Apple and Microsoft make up 23% and 21%, respectively, of the XLK’s portfolio as its top two holdings. They are followed by the stocks of Visa, Mastercard and Nvidia, each at a roughly 4% weighting.

“We at CFRA continue to recommend an overweight towards the technology sector,” Todd Rosenbluth, the firm’s senior director of ETF and mutual fund research, said Monday on CNBC’s “ETF Edge.”

It is, however, important to remember how much of the sector is driven by its heavyweights, Rosenbluth said.

He cited the Vanguard Information Technology Index Fund ETF Shares (VGT), an XLK alternative that also has a nearly 40% position in Apple and Microsoft.

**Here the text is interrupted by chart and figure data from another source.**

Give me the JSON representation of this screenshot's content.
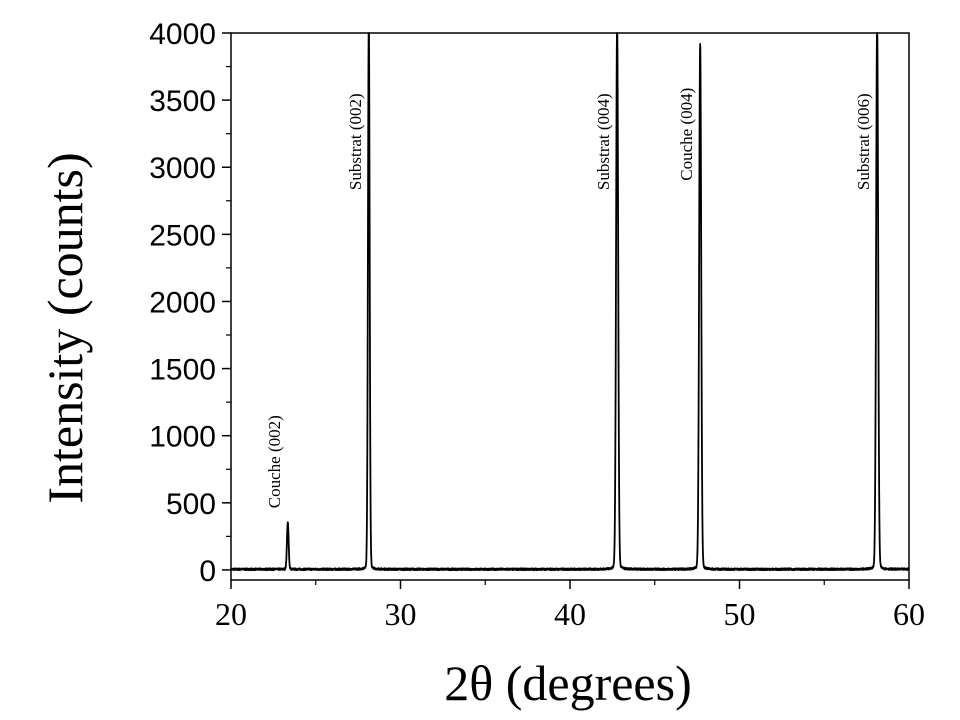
{
  "chart_data": {
    "type": "line",
    "xlabel": "2θ (degrees)",
    "ylabel": "Intensity (counts)",
    "xlim": [
      20,
      60
    ],
    "ylim": [
      -75,
      4000
    ],
    "x_ticks": [
      20,
      30,
      40,
      50,
      60
    ],
    "y_ticks": [
      0,
      500,
      1000,
      1500,
      2000,
      2500,
      3000,
      3500,
      4000
    ],
    "x_tick_labels": [
      "20",
      "30",
      "40",
      "50",
      "60"
    ],
    "y_tick_labels": [
      "0",
      "500",
      "1000",
      "1500",
      "2000",
      "2500",
      "3000",
      "3500",
      "4000"
    ],
    "grid": false,
    "color": "#000000",
    "baseline": 5,
    "peaks": [
      {
        "x": 23.35,
        "y": 340,
        "width": 0.05
      },
      {
        "x": 28.13,
        "y": 4000,
        "width": 0.05
      },
      {
        "x": 42.78,
        "y": 4000,
        "width": 0.06
      },
      {
        "x": 47.68,
        "y": 3840,
        "width": 0.06
      },
      {
        "x": 58.12,
        "y": 4000,
        "width": 0.06
      }
    ],
    "annotations": [
      {
        "text": "Couche (002)",
        "x": 23.35,
        "y": 460
      },
      {
        "text": "Substrat (002)",
        "x": 28.13,
        "y": 2830
      },
      {
        "text": "Substrat (004)",
        "x": 42.78,
        "y": 2830
      },
      {
        "text": "Couche (004)",
        "x": 47.68,
        "y": 2900
      },
      {
        "text": "Substrat (006)",
        "x": 58.12,
        "y": 2830
      }
    ]
  }
}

“You have to really like Apple and Microsoft, as we at CFRA do — we have buy and strong buy recommendations on those companies — or you need to make sure you’re diversified in either the more thematic-oriented ETFs … or your equally weighted ETF like RYT,” Rosenbluth said.

The Invesco S&P 500 Equal Weight Technology ETF (RYT) weighs Microsoft and Apple at around 1.5% each, roughly the same as the rest of its holdings.

On the thematic side of things, three distinct themes can help investors continue to capitalize on tech’s recent run, Jay Jacobs, senior vice president and head of research and strategy at Global X ETFs, said in the same “ETF Edge” interview.

“We don’t see this coming to an end anytime soon,” he said of tech’s rally to new highs. “It’s one of the two sectors that saw revenue growth during Q2: It’s technology, and it’s health care.”

Within technology, three areas continue to make sense for buyers, Jacobs said: genomics, cloud computing, and video gaming and esports.

Global X offers ways to play those three themes via its Genomics & Biotechnology ETF (GNOM), its Cloud Computing ETF (CLOU) and its Video Games & Esports ETF (HERO).

Cloud computing is a particularly good investment because of the group’s defensive positioning — everybody needs the cloud in this environment — and its growth characteristics, with much of the group growing revenues 20% year over year, Jacobs said.

“These are companies that we can’t survive without, whether it’s video conferencing, whether it’s chat functions, whether it’s accessing data and being able to do remote work. Cloud computing technologies are at the very center of every part of our daily lives, and they’re proving it,” he said. “These are very valuable companies that are just really beginning to take off for what we think is a long-term structural trend.”

Genomics have also been “at the forefront of Covid-19,” Jacobs said, highlighting the importance of DNA sequencing in fighting the virus.

“Using this really powerful technology, they can figure out what the virus looks like, figure out who has it and figure out potential treatments. So, this is probably one of the most critical segments in all of health care right now,” he said.